I recently used a scoped rifle to hunt feral hog; at night, I had trouble acquiring the little porker in my sights. I would've been better off with iron sights, at least that night.

Range was about 60 yards--I should be able to hit at that range without a scope.
 
Safety can be an issue during the earliest part of "first shooting light" and then in those last minutes at dusk. With iron sights, it can be a case of, "There's a deer!" and with a scope, "Oops! That deer's not a deer! What's Uncle Dimbulb doing there?"

Deadly force never quits being deadly force...

Art
 
I've shot deer with and without a scope. I must say, I prefer *with*. And on my slug gun (Mossberg 500 Trophy Slugster), which I use to hunt dense cover near my home, and generally from a treestand, I keep it topped with an Aimpoint 2 Red Dot. Target acquisition is faster than with a magnified scope or with iron sights, and the sight picture is very simple (a little red dot) and very forgiving. You can shoot with one eye closed, both eyes open, head tilted any which way...there is no parallax problem at all.
 
Get a scope. It will increase your probability of a good shot by a lot. Get a very low power scope with a wide field of view.
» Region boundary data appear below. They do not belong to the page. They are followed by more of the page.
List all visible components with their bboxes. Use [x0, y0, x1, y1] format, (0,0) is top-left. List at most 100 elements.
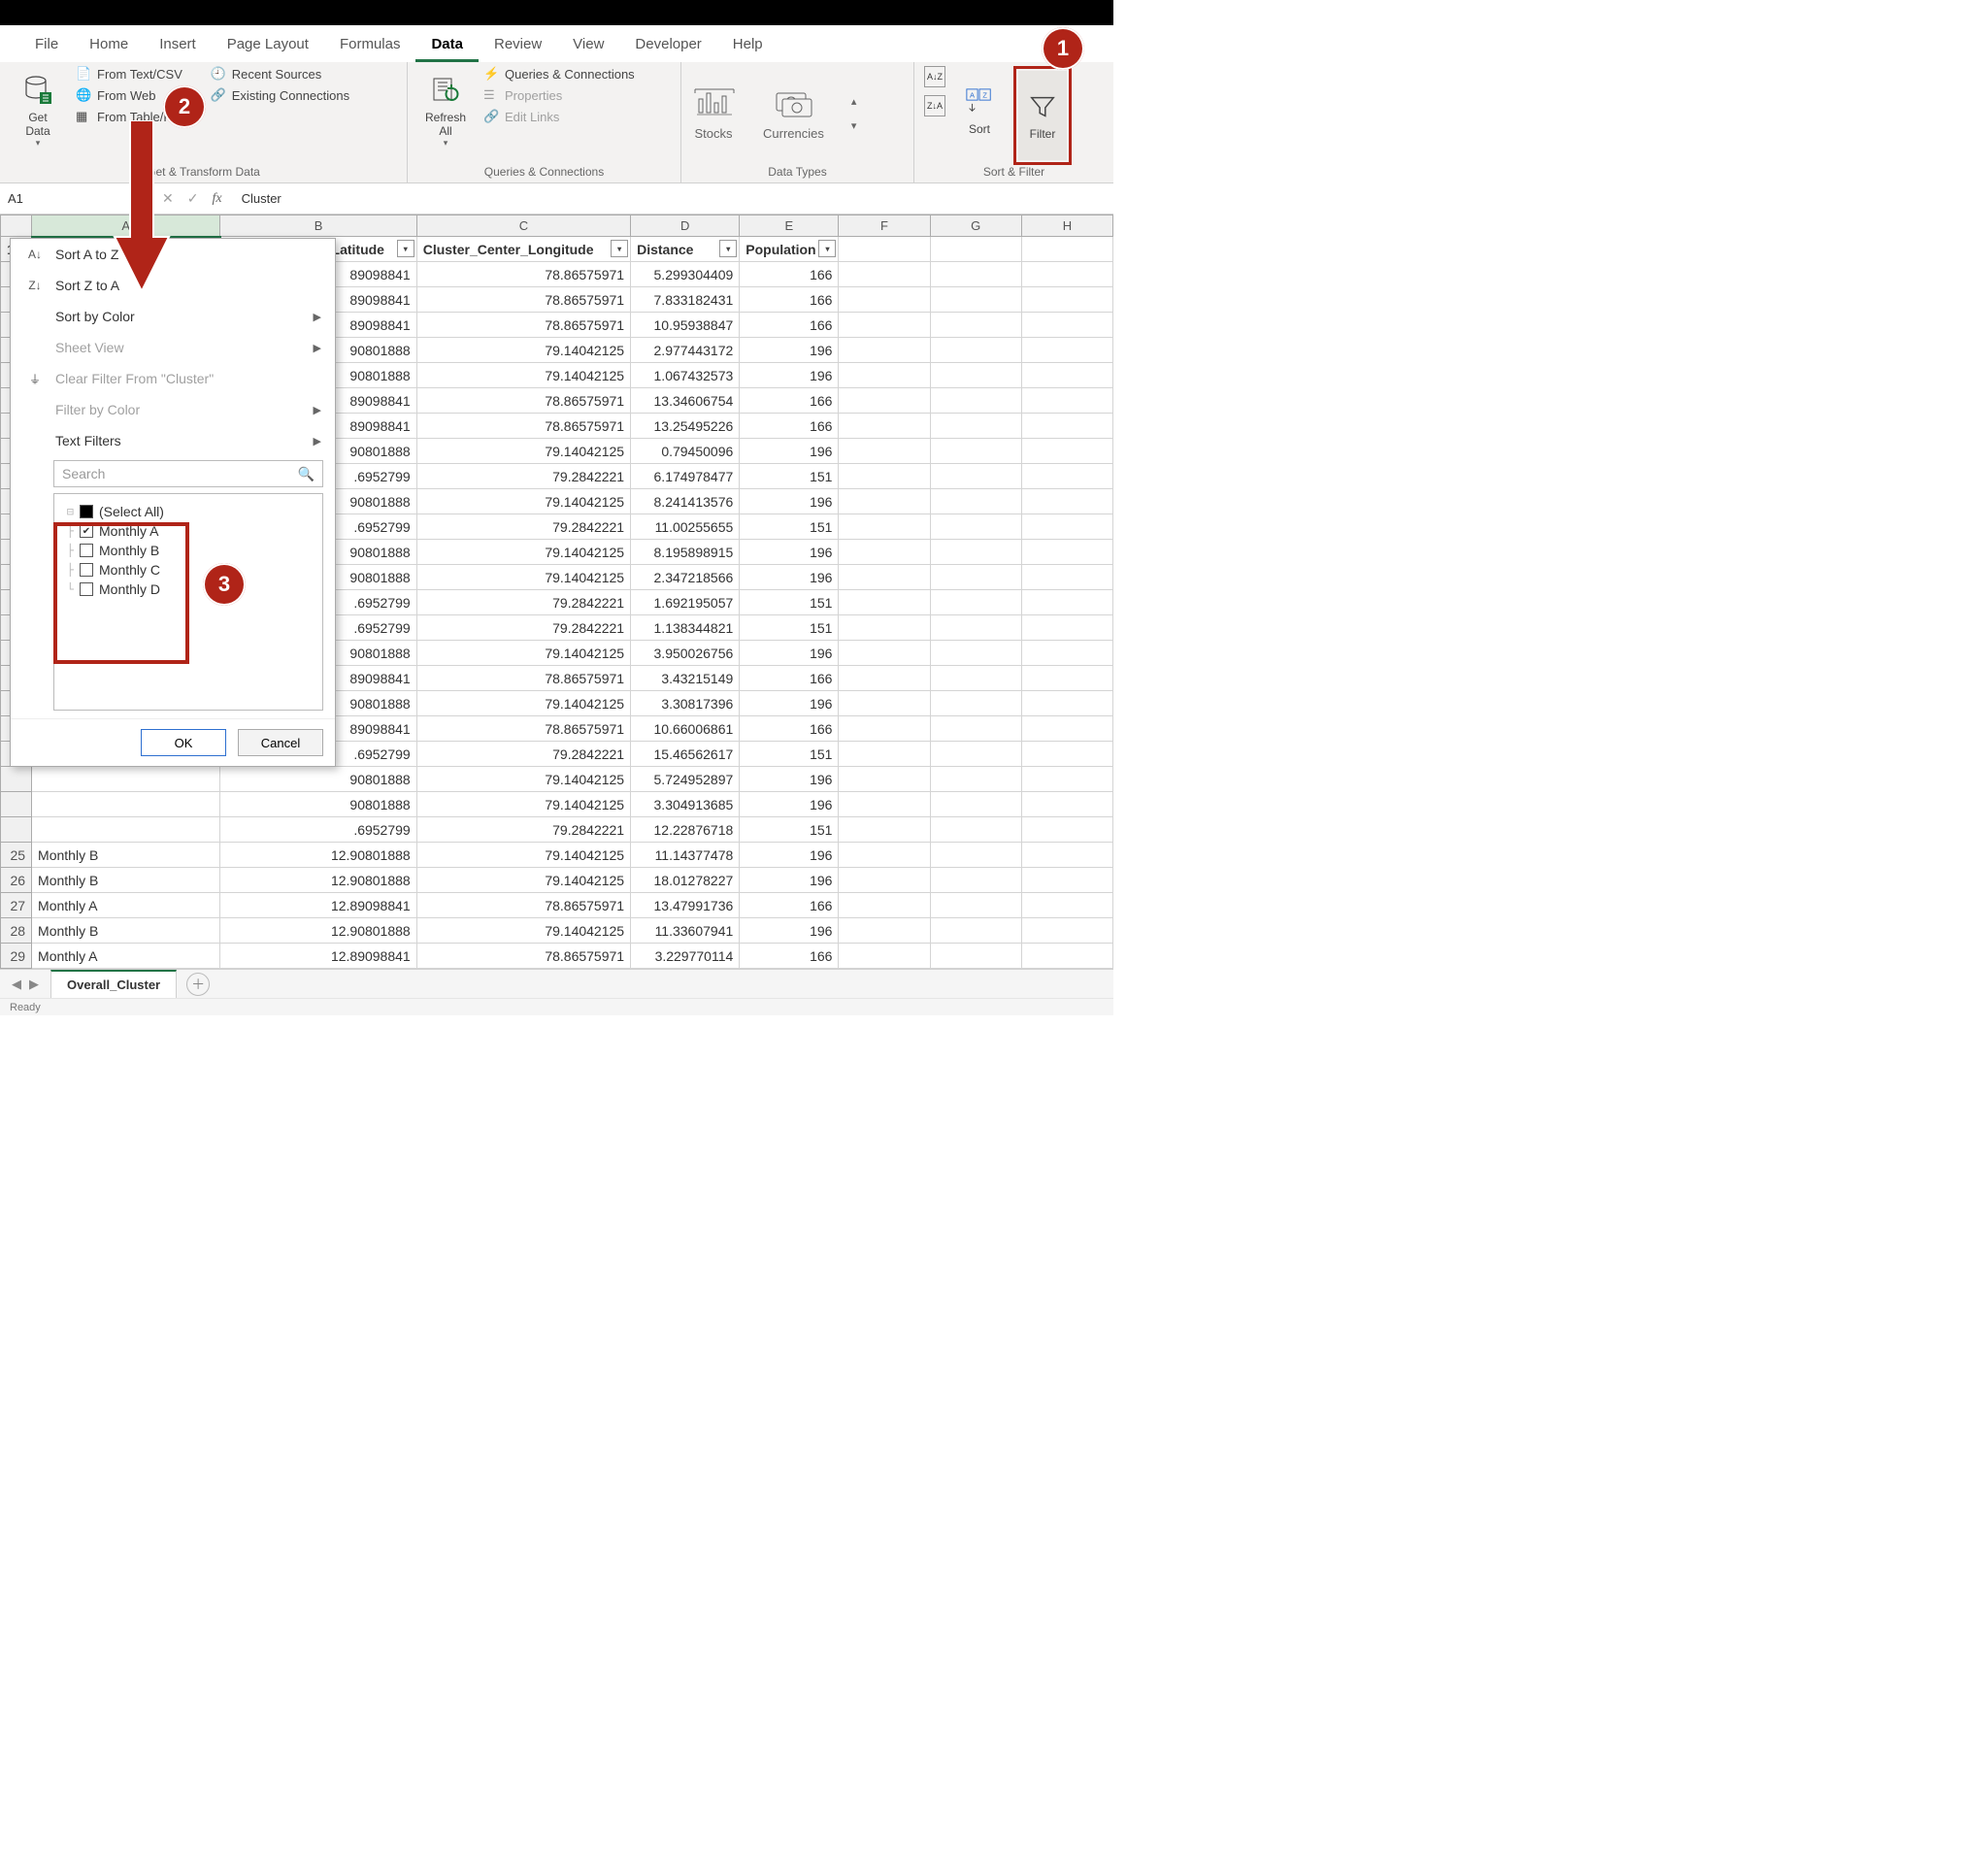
cell[interactable]: 196 — [740, 691, 839, 716]
tab-formulas[interactable]: Formulas — [324, 28, 416, 62]
cell[interactable] — [930, 338, 1021, 363]
refresh-all-button[interactable]: Refresh All ▾ — [417, 66, 474, 155]
cell[interactable]: 3.950026756 — [631, 641, 740, 666]
cell[interactable]: 3.229770114 — [631, 944, 740, 969]
cell[interactable] — [930, 464, 1021, 489]
cell[interactable]: 166 — [740, 388, 839, 414]
filter-dropdown-lat[interactable]: ▾ — [397, 240, 414, 257]
cell[interactable] — [1021, 792, 1112, 817]
cell[interactable] — [930, 439, 1021, 464]
cell[interactable] — [1021, 843, 1112, 868]
get-data-button[interactable]: Get Data ▾ — [10, 66, 66, 155]
tab-data[interactable]: Data — [415, 28, 479, 62]
cell[interactable] — [1021, 817, 1112, 843]
cell[interactable]: 79.14042125 — [416, 918, 630, 944]
cell[interactable]: 196 — [740, 338, 839, 363]
cell[interactable] — [839, 944, 930, 969]
cell[interactable] — [930, 388, 1021, 414]
cell[interactable]: 12.22876718 — [631, 817, 740, 843]
cell[interactable]: 196 — [740, 868, 839, 893]
filter-button[interactable]: Filter — [1018, 71, 1067, 160]
cell[interactable] — [1021, 716, 1112, 742]
tab-file[interactable]: File — [19, 28, 74, 62]
cell[interactable]: 11.14377478 — [631, 843, 740, 868]
sort-desc-small[interactable]: Z↓A — [924, 95, 945, 116]
cell[interactable] — [930, 641, 1021, 666]
cell[interactable]: 78.86575971 — [416, 893, 630, 918]
cell[interactable]: 1.138344821 — [631, 615, 740, 641]
row-header[interactable]: 26 — [1, 868, 32, 893]
col-header-D[interactable]: D — [631, 215, 740, 237]
cell[interactable]: 196 — [740, 439, 839, 464]
ok-button[interactable]: OK — [141, 729, 226, 756]
text-filters-item[interactable]: Text Filters▶ — [11, 425, 335, 456]
cell-E1[interactable]: Population▾ — [740, 237, 839, 262]
cell[interactable] — [1021, 388, 1112, 414]
fx-icon[interactable]: fx — [212, 191, 221, 207]
cell[interactable]: 79.14042125 — [416, 843, 630, 868]
cell[interactable]: 79.2842221 — [416, 514, 630, 540]
checkbox-mixed[interactable] — [80, 505, 93, 518]
cell[interactable]: 90801888 — [220, 792, 416, 817]
cell[interactable] — [839, 439, 930, 464]
row-header[interactable] — [1, 817, 32, 843]
cell[interactable] — [930, 843, 1021, 868]
cell[interactable]: 196 — [740, 767, 839, 792]
sort-by-color-item[interactable]: Sort by Color▶ — [11, 301, 335, 332]
cell[interactable] — [930, 691, 1021, 716]
cell[interactable] — [930, 514, 1021, 540]
cell[interactable]: 3.304913685 — [631, 792, 740, 817]
cell[interactable] — [839, 388, 930, 414]
tab-home[interactable]: Home — [74, 28, 144, 62]
cell[interactable]: 78.86575971 — [416, 262, 630, 287]
cell[interactable]: 78.86575971 — [416, 313, 630, 338]
cell[interactable]: 166 — [740, 716, 839, 742]
cell[interactable] — [839, 893, 930, 918]
cell[interactable]: 79.14042125 — [416, 792, 630, 817]
cell[interactable] — [1021, 615, 1112, 641]
cell[interactable] — [1021, 691, 1112, 716]
cell[interactable]: 8.195898915 — [631, 540, 740, 565]
sort-button[interactable]: AZ Sort — [955, 66, 1004, 155]
cell[interactable]: 151 — [740, 514, 839, 540]
cell[interactable] — [930, 918, 1021, 944]
tree-select-all[interactable]: ⊟(Select All) — [60, 502, 316, 521]
cell[interactable]: 12.90801888 — [220, 918, 416, 944]
cell[interactable] — [1021, 439, 1112, 464]
cell[interactable] — [839, 540, 930, 565]
cell[interactable]: Monthly B — [32, 843, 220, 868]
cell[interactable]: 166 — [740, 944, 839, 969]
cell[interactable] — [930, 363, 1021, 388]
row-header[interactable]: 28 — [1, 918, 32, 944]
cell[interactable]: 166 — [740, 287, 839, 313]
filter-search-input[interactable]: Search 🔍 — [53, 460, 323, 487]
cell[interactable]: 0.79450096 — [631, 439, 740, 464]
cell[interactable] — [1021, 313, 1112, 338]
cell[interactable]: 151 — [740, 464, 839, 489]
cell[interactable] — [839, 641, 930, 666]
cell[interactable]: 5.299304409 — [631, 262, 740, 287]
select-all-corner[interactable] — [1, 215, 32, 237]
cell[interactable]: 79.14042125 — [416, 363, 630, 388]
cell[interactable]: 79.14042125 — [416, 338, 630, 363]
currencies-button[interactable]: Currencies — [763, 85, 824, 141]
cell[interactable] — [839, 666, 930, 691]
cell[interactable]: 90801888 — [220, 767, 416, 792]
cell[interactable] — [1021, 565, 1112, 590]
cell[interactable]: 151 — [740, 817, 839, 843]
cell[interactable]: 13.34606754 — [631, 388, 740, 414]
cell[interactable]: 196 — [740, 363, 839, 388]
cell[interactable] — [32, 767, 220, 792]
cell[interactable] — [1021, 262, 1112, 287]
cell[interactable] — [839, 514, 930, 540]
cell[interactable]: 10.95938847 — [631, 313, 740, 338]
col-header-B[interactable]: B — [220, 215, 416, 237]
cell[interactable] — [839, 363, 930, 388]
cell[interactable] — [1021, 868, 1112, 893]
cell[interactable]: 7.833182431 — [631, 287, 740, 313]
col-header-G[interactable]: G — [930, 215, 1021, 237]
cell[interactable]: 166 — [740, 262, 839, 287]
cell[interactable]: 166 — [740, 893, 839, 918]
tab-developer[interactable]: Developer — [619, 28, 716, 62]
tab-review[interactable]: Review — [479, 28, 557, 62]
It will work better for short range.
 
Treestand hunting? get a scope

a low powered variable would be best, like a 1x4 or a 1.5x5. You can increase the power in the stand to get a view through the brush, and on the ground you can turn the power down for wider field of view and quicker target aquisition

Art, I agree with you
about IDing your target. However, if the brush is so thick, or the light so bad that you can't tell deer from human, you probably shouldn't be taking the shot anyway.